Dr. Yasar Torres-Yaghi is a neurology physician specializing in movement disorders and co-investigator on a home-use study of Cala Trio.
“It’s not just about the clinical tremor benefit we see, but the quality of life changes and the different functional impact — being able to hold things, for example, all the things that essential tremor can affect,” Torres-Yaghi said. “Telling [patients] that those things that they are doing might be able to improve with non-pharmacological therapy does open their eyes. You can see very happily surprised looks in patients’ eyes.”
A future in treating central nervous system conditions
Cala Health aims to use the noninvasive therapy in treating other conditions. It recently received FDA breakthrough device designation for expansion into hand tremors associated with Parkinson’s disease.
“As we saw increasing success in growing our healthcare professional confidence in our technology and also the patients’ receptivity to the wearable technology, this year we are likely to 4X our sales footprint, so we’re going to be growing revenue substantially over the next few years,” Ryan said.

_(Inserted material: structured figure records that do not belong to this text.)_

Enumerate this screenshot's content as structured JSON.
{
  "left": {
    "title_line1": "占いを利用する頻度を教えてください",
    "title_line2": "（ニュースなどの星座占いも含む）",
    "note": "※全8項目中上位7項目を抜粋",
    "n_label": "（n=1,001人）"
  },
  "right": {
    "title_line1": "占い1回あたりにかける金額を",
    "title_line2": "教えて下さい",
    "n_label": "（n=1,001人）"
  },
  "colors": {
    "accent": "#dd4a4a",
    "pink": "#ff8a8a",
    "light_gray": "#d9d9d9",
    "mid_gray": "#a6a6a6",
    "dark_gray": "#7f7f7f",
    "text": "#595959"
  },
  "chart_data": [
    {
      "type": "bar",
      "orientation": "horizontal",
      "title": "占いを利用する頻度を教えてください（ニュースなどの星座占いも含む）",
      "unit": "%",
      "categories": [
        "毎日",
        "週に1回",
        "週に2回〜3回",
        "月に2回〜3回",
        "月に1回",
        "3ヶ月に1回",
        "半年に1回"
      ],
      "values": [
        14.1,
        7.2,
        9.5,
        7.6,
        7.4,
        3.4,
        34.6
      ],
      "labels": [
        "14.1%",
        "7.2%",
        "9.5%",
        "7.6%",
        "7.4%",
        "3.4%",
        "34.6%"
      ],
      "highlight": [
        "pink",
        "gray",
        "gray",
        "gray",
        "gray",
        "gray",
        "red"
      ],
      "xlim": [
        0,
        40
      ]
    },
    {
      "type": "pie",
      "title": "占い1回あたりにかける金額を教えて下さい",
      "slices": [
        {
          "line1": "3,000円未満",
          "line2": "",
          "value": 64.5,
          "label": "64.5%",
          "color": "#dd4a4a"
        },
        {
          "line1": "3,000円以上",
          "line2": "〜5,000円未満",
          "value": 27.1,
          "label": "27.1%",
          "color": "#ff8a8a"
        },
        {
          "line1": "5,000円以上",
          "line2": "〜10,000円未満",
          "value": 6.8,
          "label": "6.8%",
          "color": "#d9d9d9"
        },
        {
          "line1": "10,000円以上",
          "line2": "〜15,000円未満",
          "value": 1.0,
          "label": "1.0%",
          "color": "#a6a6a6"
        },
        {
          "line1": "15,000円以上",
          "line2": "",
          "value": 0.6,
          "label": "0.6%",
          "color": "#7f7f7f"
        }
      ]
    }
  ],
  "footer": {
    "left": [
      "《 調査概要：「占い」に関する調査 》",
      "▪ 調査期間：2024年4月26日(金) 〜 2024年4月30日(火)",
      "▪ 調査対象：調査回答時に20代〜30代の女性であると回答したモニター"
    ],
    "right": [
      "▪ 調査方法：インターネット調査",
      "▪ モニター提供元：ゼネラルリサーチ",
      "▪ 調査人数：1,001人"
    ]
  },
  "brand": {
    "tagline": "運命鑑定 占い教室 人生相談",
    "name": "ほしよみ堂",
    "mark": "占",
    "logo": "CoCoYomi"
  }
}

In some of Cala Health’s larger clinical studies, there were tens of thousands of data points of individual sessions by individual patients that could be captured and measured noninvasively to treat essential tremor, Rosenbluth said. Using that information, the company is focusing on indications where a peripheral nerve can be stimulated to signal into the central nervous system and have physiological signals that calibrate the stimulation to get the best possible efficacy for a patient.
“It’s really interesting when you look at these sort of platform technologies where I deeply believe that by bringing together areas of physiologic monitoring and of stimulation, critically we think of this sort of as sensing and treating. That’s what was so beautiful about tremor as a first place to start,” Rosenbluth said. “You could use the same motion sensors that are used onboard the device to calibrate the stimulation and measure someone’s tremor and actually measure efficacy on a per patient, per dose.”